Le Conseil d’Etat s’engage

Philippe Leuba a repris les rennes du département de l’économie après le décès de Jean-Claude Mermoud. Il a affirmé la détermination pleine et entière du Conseil d’Etat et s’est déclaré heureux du soutien manifesté. Il a annoncé une rencontre avec Novartis à Bâle d’ores et déjà agendée, des contacts avec son homologue bâlois mardi déjà, une rencontre qui devrait avoir lieu avec le conseiller fédéral Johann Schneider Amann et les représentants de Bâle-Ville. Il a insisté sur l’importance de prouver une réelle unité dans ce combat difficile. « Le temps des débats idéologiques aura lieu mais il faut faire preuve d’union pour garantir un maximum de succès. » Il espère compter aussi sur la délégation vaudoise aux Chambres fédérales et a dit préférer une certaine confidentialité des démarches à la transparence réclamée par certains.

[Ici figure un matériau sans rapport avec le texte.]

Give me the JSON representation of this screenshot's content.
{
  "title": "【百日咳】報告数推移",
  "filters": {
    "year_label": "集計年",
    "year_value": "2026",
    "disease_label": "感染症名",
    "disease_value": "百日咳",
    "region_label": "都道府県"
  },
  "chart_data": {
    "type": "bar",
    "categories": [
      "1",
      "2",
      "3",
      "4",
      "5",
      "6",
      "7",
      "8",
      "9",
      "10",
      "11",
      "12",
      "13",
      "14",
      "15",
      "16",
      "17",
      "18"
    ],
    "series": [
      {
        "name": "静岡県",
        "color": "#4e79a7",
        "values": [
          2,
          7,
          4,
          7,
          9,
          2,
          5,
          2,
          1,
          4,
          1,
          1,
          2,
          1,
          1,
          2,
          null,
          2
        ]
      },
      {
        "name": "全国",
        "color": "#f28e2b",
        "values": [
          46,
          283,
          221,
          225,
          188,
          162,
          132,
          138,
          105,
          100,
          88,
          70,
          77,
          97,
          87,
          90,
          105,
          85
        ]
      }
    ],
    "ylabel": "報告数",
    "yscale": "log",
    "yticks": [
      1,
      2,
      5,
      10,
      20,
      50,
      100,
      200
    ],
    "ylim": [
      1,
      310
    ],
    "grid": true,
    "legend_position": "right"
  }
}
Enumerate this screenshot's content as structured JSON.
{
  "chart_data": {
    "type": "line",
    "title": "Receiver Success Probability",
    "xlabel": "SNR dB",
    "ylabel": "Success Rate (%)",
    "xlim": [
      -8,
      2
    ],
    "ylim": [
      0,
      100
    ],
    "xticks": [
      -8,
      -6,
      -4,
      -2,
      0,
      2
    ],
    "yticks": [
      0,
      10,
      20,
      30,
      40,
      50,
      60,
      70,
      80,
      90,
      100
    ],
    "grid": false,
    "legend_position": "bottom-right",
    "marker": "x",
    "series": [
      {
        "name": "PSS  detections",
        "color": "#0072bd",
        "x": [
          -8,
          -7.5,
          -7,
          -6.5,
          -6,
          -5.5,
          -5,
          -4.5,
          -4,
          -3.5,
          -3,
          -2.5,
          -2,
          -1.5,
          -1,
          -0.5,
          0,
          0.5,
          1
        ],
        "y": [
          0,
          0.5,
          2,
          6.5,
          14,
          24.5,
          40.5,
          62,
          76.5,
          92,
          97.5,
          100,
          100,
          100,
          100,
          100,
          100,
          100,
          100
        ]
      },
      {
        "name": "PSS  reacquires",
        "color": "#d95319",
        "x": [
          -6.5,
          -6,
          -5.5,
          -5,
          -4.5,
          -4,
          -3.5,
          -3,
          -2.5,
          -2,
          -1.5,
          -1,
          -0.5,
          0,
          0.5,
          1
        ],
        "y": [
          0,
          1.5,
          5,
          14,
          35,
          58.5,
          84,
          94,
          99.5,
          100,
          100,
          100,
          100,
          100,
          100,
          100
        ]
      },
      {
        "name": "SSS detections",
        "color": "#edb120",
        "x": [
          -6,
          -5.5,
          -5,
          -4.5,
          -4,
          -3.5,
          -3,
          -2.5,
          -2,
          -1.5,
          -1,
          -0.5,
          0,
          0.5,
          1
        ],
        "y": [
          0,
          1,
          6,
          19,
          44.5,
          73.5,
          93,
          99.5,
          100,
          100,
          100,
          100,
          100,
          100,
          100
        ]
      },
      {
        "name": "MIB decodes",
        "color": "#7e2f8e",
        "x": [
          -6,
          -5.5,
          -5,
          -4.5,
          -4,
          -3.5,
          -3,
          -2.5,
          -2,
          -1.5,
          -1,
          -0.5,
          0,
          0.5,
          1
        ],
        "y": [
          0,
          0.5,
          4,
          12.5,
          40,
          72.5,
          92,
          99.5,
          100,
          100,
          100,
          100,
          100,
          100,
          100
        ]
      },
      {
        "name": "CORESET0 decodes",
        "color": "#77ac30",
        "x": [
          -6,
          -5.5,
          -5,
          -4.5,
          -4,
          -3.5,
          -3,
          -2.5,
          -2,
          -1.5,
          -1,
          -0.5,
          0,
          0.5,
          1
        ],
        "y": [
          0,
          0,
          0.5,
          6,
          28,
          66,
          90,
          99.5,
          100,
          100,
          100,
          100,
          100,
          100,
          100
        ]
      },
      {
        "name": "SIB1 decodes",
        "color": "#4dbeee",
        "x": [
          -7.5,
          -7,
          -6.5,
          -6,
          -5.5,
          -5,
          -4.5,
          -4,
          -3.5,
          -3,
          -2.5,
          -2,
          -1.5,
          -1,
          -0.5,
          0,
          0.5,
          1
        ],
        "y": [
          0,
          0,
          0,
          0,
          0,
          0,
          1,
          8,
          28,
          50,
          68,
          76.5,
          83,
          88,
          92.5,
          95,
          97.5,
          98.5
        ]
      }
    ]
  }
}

Les employés de Novartis, qui avaient pris sur leur temps de congé pour manifester, ont pris acte du soutien réconfortant des politiciens. Mais où est la loi suisse qui protège réellement les travailleurs contre de tels licenciements ?

Christiane Jaquet

Le libéralisme réellement existant

commentaire • La mondialisation libérale nous entraîne dans la faillite.

C’est deux jours après les élections que Novartis annonçait la fermeture de son site vaudois de Prangins, avec à la clé 320 suppressions de postes. On comprend les dirigeants, tant la situation économique du géant bâlois est précaire : au troisième trimestre, le bénéfice a augmenté de 12% à 3,5 milliards de dollars, tandis que le chiffre d’affaire bondissait à la même période de 18%. Justifiant sa politique, le directeur Joseph Jimenez, a annoncé que « nos performances sont certes bonnes, mais nous devons faire face à un environnement difficile ». On se rassure en pensant que ses 13 millions de salaire annuel (36’000 francs par jour) devraient lui permettre de traverser cet « environnement difficile » sans trop de soucis.

Oui, il faut entamer une réflexion sur la « démondialisation »

« Défendre l’emploi, par amour de la Suisse », entonnent les relais politiques des multinationales et de la finance, PLR-PDC-UDC et autres Verts libéraux prétendument « centristes ». On voit ce qu’il en est : la politique de la droite, ce sont les délocalisations, les licenciements boursiers, les rémunérations indécentes… tout cela au nom du libre-échange et de la mondialisation libérale ! Les conséquences de cette politique ne profitant qu’à une poignée d’actionnaires-rentiers sont désastreuses : des employés sont licenciés et le canton de Vaud perd progressivement son savoir-faire industriel. La « mondialisation heureuse », dont la droite fait son cheval de bataille, fait disparaître les usines en même temps qu’elle réduit comme peau de chagrin le nombre d’exploitations paysannes, au nom bien sûr des « marchés ouverts ».

N’ayons pas peur des mots : oui, il faut évoquer un nouveau protectionnisme, basé sur des normes sociales et écologiques. Oui, il faut désormais entamer en Suisse les réflexions sur un processus de « démondialisation », des idées nouvelles développées notamment lors de la campagne des primaires du PS français par l’aile gauche du parti. Le modèle actuel entraîne le monde entier – à commencer par l’Europe – vers la faillite.

Indéfendable économiquement, le paradigme libéral est également intenable à moyen terme pour l’écosystème. Un autre monde est non seulement possible, mais de plus en plus urgent.